Bicycle Poem No. 1
Bicycle Poem No. 1
Heat mirage hovering
above
fertile clods, foxtail barley stubble,
wild oats, star thistle,
and ripgut brome.
Tires on my Phat bike flat from sitting idle
I borrow Boomer’s bike pump and fill till firm
then off we go
amply supported.
First to the roses at the dead end
then U-turn and left down Jamie Drive
per the instructions
(as if we once read them):
revolutions per minute,
revolutions per minute.
Quick thought:
“My butt may give out before my legs”
(Tiny smile)
I resist the constant cadence
You see
I love to see
how long I can coast
how long I can glide
before I have to
a b s o l u t e l y h a v e t o
pedal again
Towers on the Buttes smudge the skyline
a California buzzard,
bones filled with air,
soars against blue sky
passing over
for less than a second,
wispy dregs of grey moon.
That’s sun to moon to eyes to mind
to the click-clack clickety-clack
of the poetry machine and voilà
a cup full of words
a cup to drink on an August morning
in the township of my birth.
Watch it
car to the left
exit blacktop
gravel under tire
geez that house is ugly
sprawling, uniform fence did not
under any circumstances
provide remedy
Diameter of wheel times teeth in chain ring
divided by teeth in cog = gear inches
gear inches times pi (3.14) = x inches
calculate feet per crank turn
there’s 5280 feet in a mile
divide 5280 by your feet per crank turn
to arrive at
fresh tomatoes for sale —
have to come back with the car.
I wonder if
Michael Polanyi
could ride an effortless mile
sans hands
on handlebars
at 53
as if
14.
The new ritual is this:
bike then swim.
Someone said: “2/3rds of a triathelete.”
You betcha,
I got the belly to prove it.
Sweet daughter
gave me plastic for my birthday
representing food
at a favorite restaurant in the
township of my birth
El Zarape to be exact
$40 worth of plastic
representing food
all masterfully held together in one magnetic strip.
Tres chicas
wife, mother, big sister
and me
we dine.
Tacos, fifty years, same exact taste:
I give God praise.
Mom tells a story about
her beloved aunt
who spent her last days on earth
in a rest home
fearful that
people and place
were at work conspiring to steal
her false teeth
and so she kept them
hidden
in
her
vagina
(more accurately resting on her mons tucked between legs).
Outside El Zarape
the breeze is 1970
some of us are transported
there’s the hint of smoke
falling into the valley
from two thousand burning acres
near Lake Francis
near Dobbins
where the elder Redbone found leisure
where the Redbone son took his marching band for leisure
where the Redbone son of the son kissed and begged his bride to be
till she could find no leisure.
That Lake Francis.
It was a red-tailed hawk
fried on a power line
that started the fire.
It is love that prevails
again and again.
Ritual: bike, swim.
Charlie Peacock and his wife, Andi Ashworth, are Co-Founders/Executive Directors of Art House America.

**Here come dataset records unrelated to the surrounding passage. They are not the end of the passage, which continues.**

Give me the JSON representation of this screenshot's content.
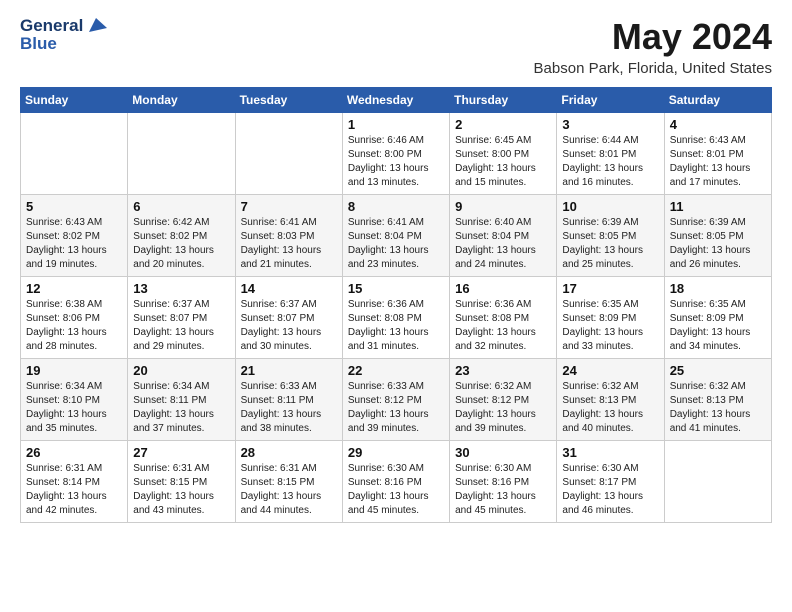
{
  "header": {
    "logo_line1": "General",
    "logo_line2": "Blue",
    "title": "May 2024",
    "subtitle": "Babson Park, Florida, United States"
  },
  "weekdays": [
    "Sunday",
    "Monday",
    "Tuesday",
    "Wednesday",
    "Thursday",
    "Friday",
    "Saturday"
  ],
  "weeks": [
    [
      {
        "day": "",
        "sunrise": "",
        "sunset": "",
        "daylight": ""
      },
      {
        "day": "",
        "sunrise": "",
        "sunset": "",
        "daylight": ""
      },
      {
        "day": "",
        "sunrise": "",
        "sunset": "",
        "daylight": ""
      },
      {
        "day": "1",
        "sunrise": "Sunrise: 6:46 AM",
        "sunset": "Sunset: 8:00 PM",
        "daylight": "Daylight: 13 hours and 13 minutes."
      },
      {
        "day": "2",
        "sunrise": "Sunrise: 6:45 AM",
        "sunset": "Sunset: 8:00 PM",
        "daylight": "Daylight: 13 hours and 15 minutes."
      },
      {
        "day": "3",
        "sunrise": "Sunrise: 6:44 AM",
        "sunset": "Sunset: 8:01 PM",
        "daylight": "Daylight: 13 hours and 16 minutes."
      },
      {
        "day": "4",
        "sunrise": "Sunrise: 6:43 AM",
        "sunset": "Sunset: 8:01 PM",
        "daylight": "Daylight: 13 hours and 17 minutes."
      }
    ],
    [
      {
        "day": "5",
        "sunrise": "Sunrise: 6:43 AM",
        "sunset": "Sunset: 8:02 PM",
        "daylight": "Daylight: 13 hours and 19 minutes."
      },
      {
        "day": "6",
        "sunrise": "Sunrise: 6:42 AM",
        "sunset": "Sunset: 8:02 PM",
        "daylight": "Daylight: 13 hours and 20 minutes."
      },
      {
        "day": "7",
        "sunrise": "Sunrise: 6:41 AM",
        "sunset": "Sunset: 8:03 PM",
        "daylight": "Daylight: 13 hours and 21 minutes."
      },
      {
        "day": "8",
        "sunrise": "Sunrise: 6:41 AM",
        "sunset": "Sunset: 8:04 PM",
        "daylight": "Daylight: 13 hours and 23 minutes."
      },
      {
        "day": "9",
        "sunrise": "Sunrise: 6:40 AM",
        "sunset": "Sunset: 8:04 PM",
        "daylight": "Daylight: 13 hours and 24 minutes."
      },
      {
        "day": "10",
        "sunrise": "Sunrise: 6:39 AM",
        "sunset": "Sunset: 8:05 PM",
        "daylight": "Daylight: 13 hours and 25 minutes."
      },
      {
        "day": "11",
        "sunrise": "Sunrise: 6:39 AM",
        "sunset": "Sunset: 8:05 PM",
        "daylight": "Daylight: 13 hours and 26 minutes."
      }
    ],
    [
      {
        "day": "12",
        "sunrise": "Sunrise: 6:38 AM",
        "sunset": "Sunset: 8:06 PM",
        "daylight": "Daylight: 13 hours and 28 minutes."
      },
      {
        "day": "13",
        "sunrise": "Sunrise: 6:37 AM",
        "sunset": "Sunset: 8:07 PM",
        "daylight": "Daylight: 13 hours and 29 minutes."
      },
      {
        "day": "14",
        "sunrise": "Sunrise: 6:37 AM",
        "sunset": "Sunset: 8:07 PM",
        "daylight": "Daylight: 13 hours and 30 minutes."
      },
      {
        "day": "15",
        "sunrise": "Sunrise: 6:36 AM",
        "sunset": "Sunset: 8:08 PM",
        "daylight": "Daylight: 13 hours and 31 minutes."
      },
      {
        "day": "16",
        "sunrise": "Sunrise: 6:36 AM",
        "sunset": "Sunset: 8:08 PM",
        "daylight": "Daylight: 13 hours and 32 minutes."
      },
      {
        "day": "17",
        "sunrise": "Sunrise: 6:35 AM",
        "sunset": "Sunset: 8:09 PM",
        "daylight": "Daylight: 13 hours and 33 minutes."
      },
      {
        "day": "18",
        "sunrise": "Sunrise: 6:35 AM",
        "sunset": "Sunset: 8:09 PM",
        "daylight": "Daylight: 13 hours and 34 minutes."
      }
    ],
    [
      {
        "day": "19",
        "sunrise": "Sunrise: 6:34 AM",
        "sunset": "Sunset: 8:10 PM",
        "daylight": "Daylight: 13 hours and 35 minutes."
      },
      {
        "day": "20",
        "sunrise": "Sunrise: 6:34 AM",
        "sunset": "Sunset: 8:11 PM",
        "daylight": "Daylight: 13 hours and 37 minutes."
      },
      {
        "day": "21",
        "sunrise": "Sunrise: 6:33 AM",
        "sunset": "Sunset: 8:11 PM",
        "daylight": "Daylight: 13 hours and 38 minutes."
      },
      {
        "day": "22",
        "sunrise": "Sunrise: 6:33 AM",
        "sunset": "Sunset: 8:12 PM",
        "daylight": "Daylight: 13 hours and 39 minutes."
      },
      {
        "day": "23",
        "sunrise": "Sunrise: 6:32 AM",
        "sunset": "Sunset: 8:12 PM",
        "daylight": "Daylight: 13 hours and 39 minutes."
      },
      {
        "day": "24",
        "sunrise": "Sunrise: 6:32 AM",
        "sunset": "Sunset: 8:13 PM",
        "daylight": "Daylight: 13 hours and 40 minutes."
      },
      {
        "day": "25",
        "sunrise": "Sunrise: 6:32 AM",
        "sunset": "Sunset: 8:13 PM",
        "daylight": "Daylight: 13 hours and 41 minutes."
      }
    ],
    [
      {
        "day": "26",
        "sunrise": "Sunrise: 6:31 AM",
        "sunset": "Sunset: 8:14 PM",
        "daylight": "Daylight: 13 hours and 42 minutes."
      },
      {
        "day": "27",
        "sunrise": "Sunrise: 6:31 AM",
        "sunset": "Sunset: 8:15 PM",
        "daylight": "Daylight: 13 hours and 43 minutes."
      },
      {
        "day": "28",
        "sunrise": "Sunrise: 6:31 AM",
        "sunset": "Sunset: 8:15 PM",
        "daylight": "Daylight: 13 hours and 44 minutes."
      },
      {
        "day": "29",
        "sunrise": "Sunrise: 6:30 AM",
        "sunset": "Sunset: 8:16 PM",
        "daylight": "Daylight: 13 hours and 45 minutes."
      },
      {
        "day": "30",
        "sunrise": "Sunrise: 6:30 AM",
        "sunset": "Sunset: 8:16 PM",
        "daylight": "Daylight: 13 hours and 45 minutes."
      },
      {
        "day": "31",
        "sunrise": "Sunrise: 6:30 AM",
        "sunset": "Sunset: 8:17 PM",
        "daylight": "Daylight: 13 hours and 46 minutes."
      },
      {
        "day": "",
        "sunrise": "",
        "sunset": "",
        "daylight": ""
      }
    ]
  ]
}
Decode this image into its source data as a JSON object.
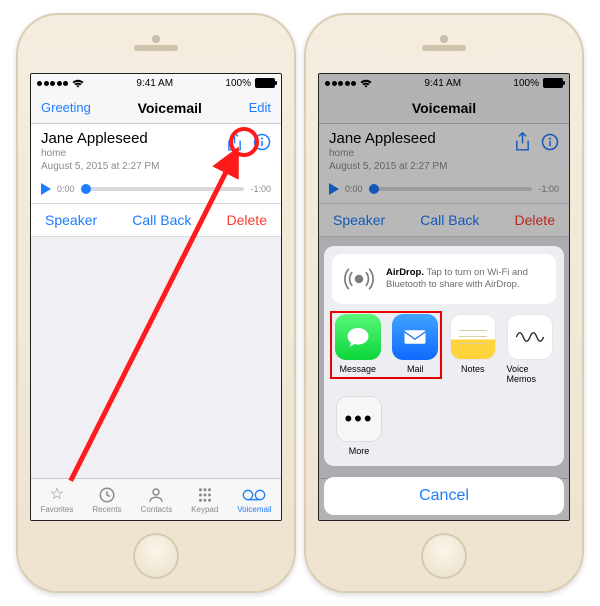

Prior to his long career in music Charlie was an aspiring poet. As his Twitter page says, "I thought I was going to be a poet or a novelist. I wanted to wear corduroy, work boots, and flannel. Only one problem: Music." Charlie counts Gary Snyder, Jack Kerouac, Richard Brautigan, D.R. Wagner, and Viola Weinberg as his earliest influences. According to Charlie, he finds "more poems in California than anywhere else. Poetry is always on the move. I just seem to bump into it more in California."